Collapsing transition of spherical tethered surfaces with many holes

TL;DR

This study uses Monte Carlo simulations to analyze spherical tethered surfaces with many holes, revealing a first-order collapsing transition without surface fluctuation transition, where both phases remain smooth with Hausdorff dimension around 2.

Contribution

It demonstrates that surfaces with many holes exhibit only a collapsing transition at finite bending rigidity, differing from conventional models without holes.

Findings

First-order collapsing transition observed

No surface fluctuation transition detected

Both phases characterized by Hausdorff dimension ~2

Abstract

We investigate a tethered (i.e. fixed connectivity) surface model on spherical surfaces with many holes by using the canonical Monte Carlo simulations. Our result in this paper reveals that the model has only a collapsing transition at finite bending rigidity, where no surface fluctuation transition can be seen. The first-order collapsing transition separates the smooth phase from the collapsed phase.

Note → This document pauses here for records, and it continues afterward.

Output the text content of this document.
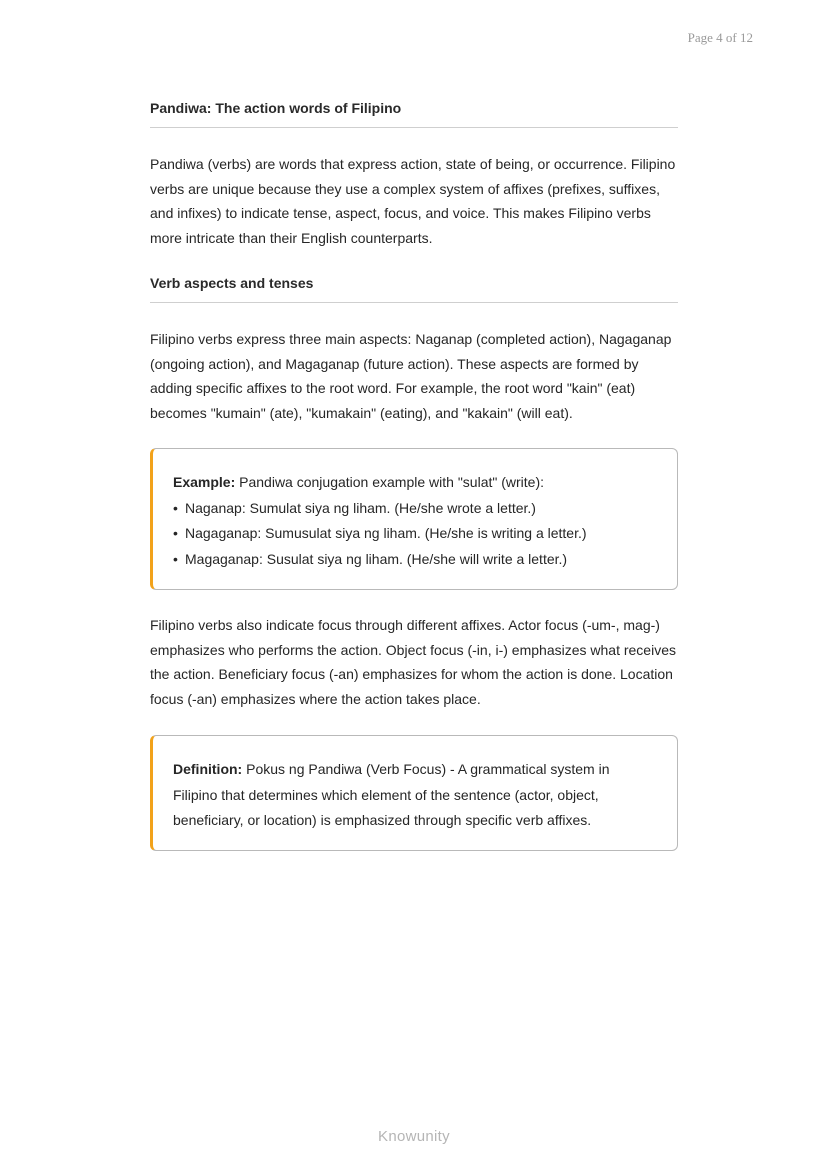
Page 4 of 12
Pandiwa: The action words of Filipino

Pandiwa (verbs) are words that express action, state of being, or occurrence. Filipino verbs are unique because they use a complex system of affixes (prefixes, suffixes, and infixes) to indicate tense, aspect, focus, and voice. This makes Filipino verbs more intricate than their English counterparts.

Verb aspects and tenses

Filipino verbs express three main aspects: Naganap (completed action), Nagaganap (ongoing action), and Magaganap (future action). These aspects are formed by adding specific affixes to the root word. For example, the root word "kain" (eat) becomes "kumain" (ate), "kumakain" (eating), and "kakain" (will eat).

Example: Pandiwa conjugation example with "sulat" (write):
• Naganap: Sumulat siya ng liham. (He/she wrote a letter.)
• Nagaganap: Sumusulat siya ng liham. (He/she is writing a letter.)
• Magaganap: Susulat siya ng liham. (He/she will write a letter.)

Filipino verbs also indicate focus through different affixes. Actor focus (-um-, mag-) emphasizes who performs the action. Object focus (-in, i-) emphasizes what receives the action. Beneficiary focus (-an) emphasizes for whom the action is done. Location focus (-an) emphasizes where the action takes place.

Definition: Pokus ng Pandiwa (Verb Focus) - A grammatical system in Filipino that determines which element of the sentence (actor, object, beneficiary, or location) is emphasized through specific verb affixes.
Knowunity
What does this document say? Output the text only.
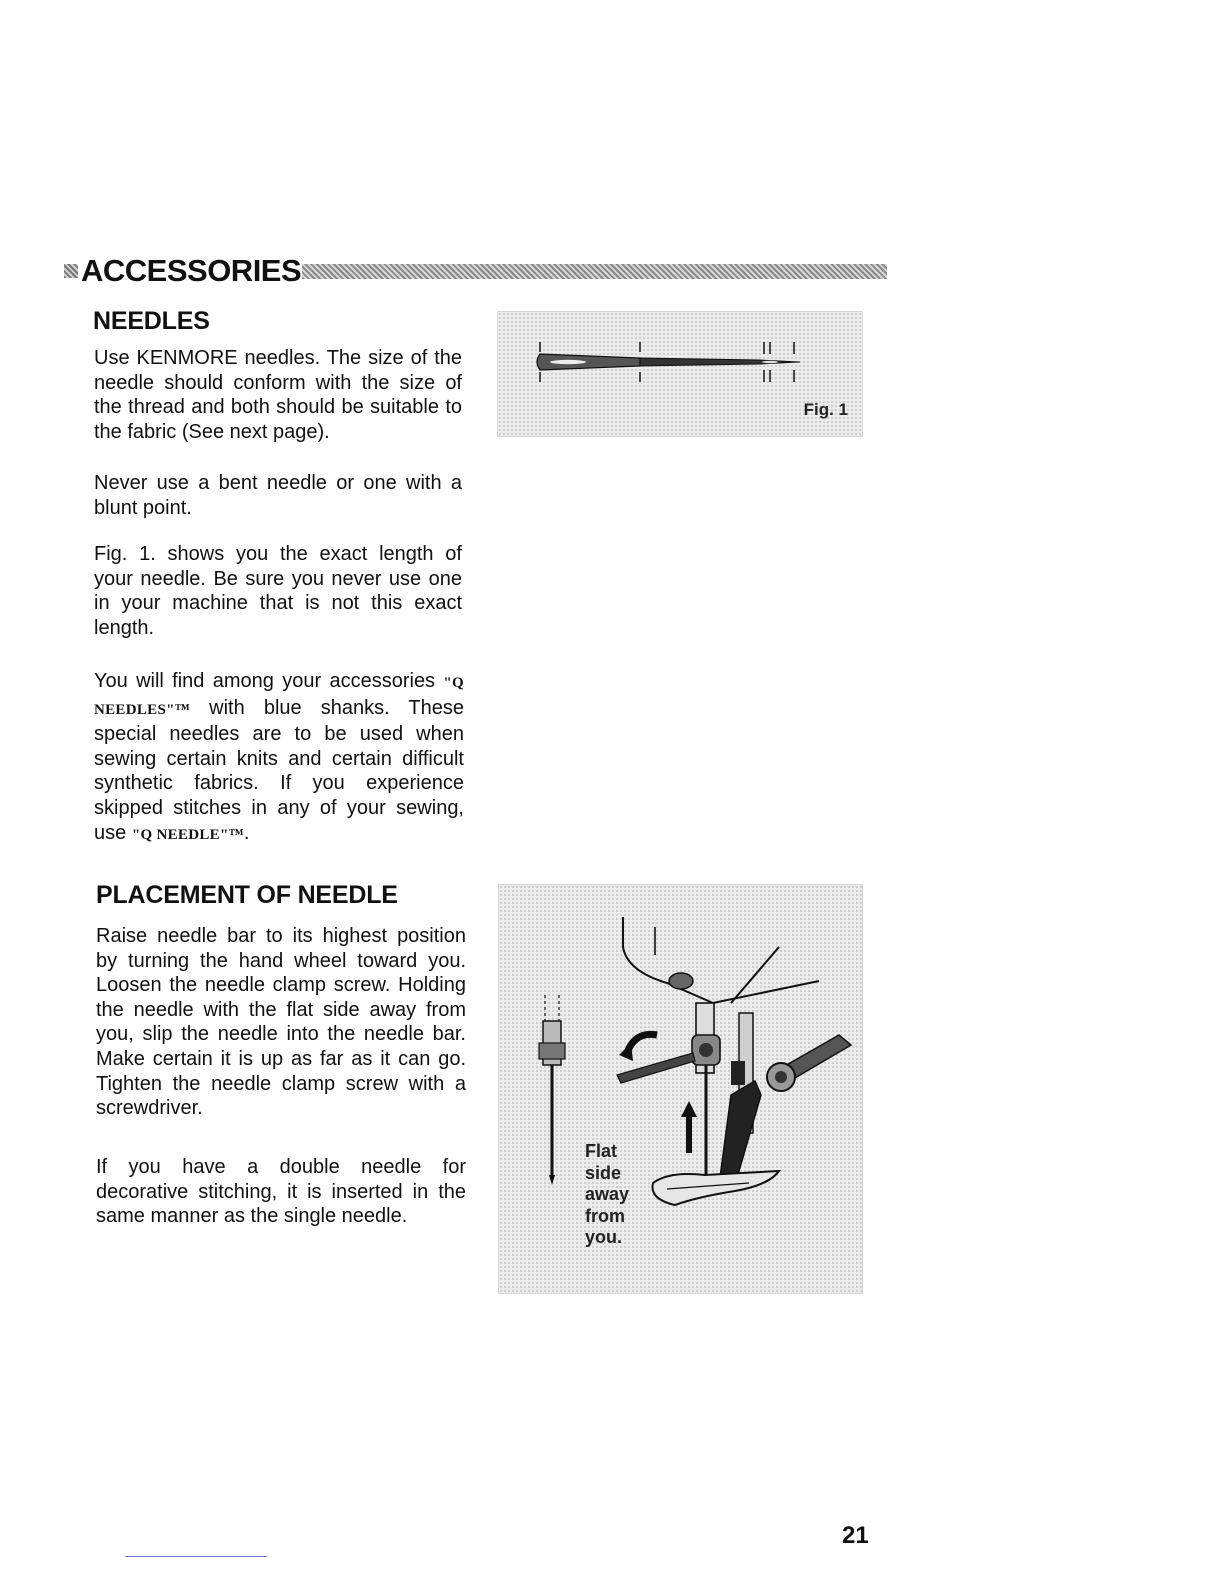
ACCESSORIES
NEEDLES

Use KENMORE needles. The size of the needle should conform with the size of the thread and both should be suitable to the fabric (See next page).

Never use a bent needle or one with a blunt point.

Fig. 1. shows you the exact length of your needle. Be sure you never use one in your machine that is not this exact length.

You will find among your accessories "Q NEEDLES"™ with blue shanks. These special needles are to be used when sewing certain knits and certain difficult synthetic fabrics. If you experience skipped stitches in any of your sewing, use "Q NEEDLE"™.

Fig. 1
PLACEMENT OF NEEDLE

Raise needle bar to its highest position by turning the hand wheel toward you. Loosen the needle clamp screw. Holding the needle with the flat side away from you, slip the needle into the needle bar. Make certain it is up as far as it can go. Tighten the needle clamp screw with a screwdriver.

If you have a double needle for decorative stitching, it is inserted in the same manner as the single needle.

Flat
side
away
from
you.
21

Both smooth and collapsed phases are characterized by Hausdorff dimension H\simeq 2, consequently, the surface becomes smooth in both phases. The difference between these two phases can be seen only in the size of surface. This is consistent with the fact that we can see no surface fluctuation transition at the collapsing transition point. These two types of transitions are well known to occur at the same transition point in the conventional surface models defined on the fixed connectivity surfaces without holes.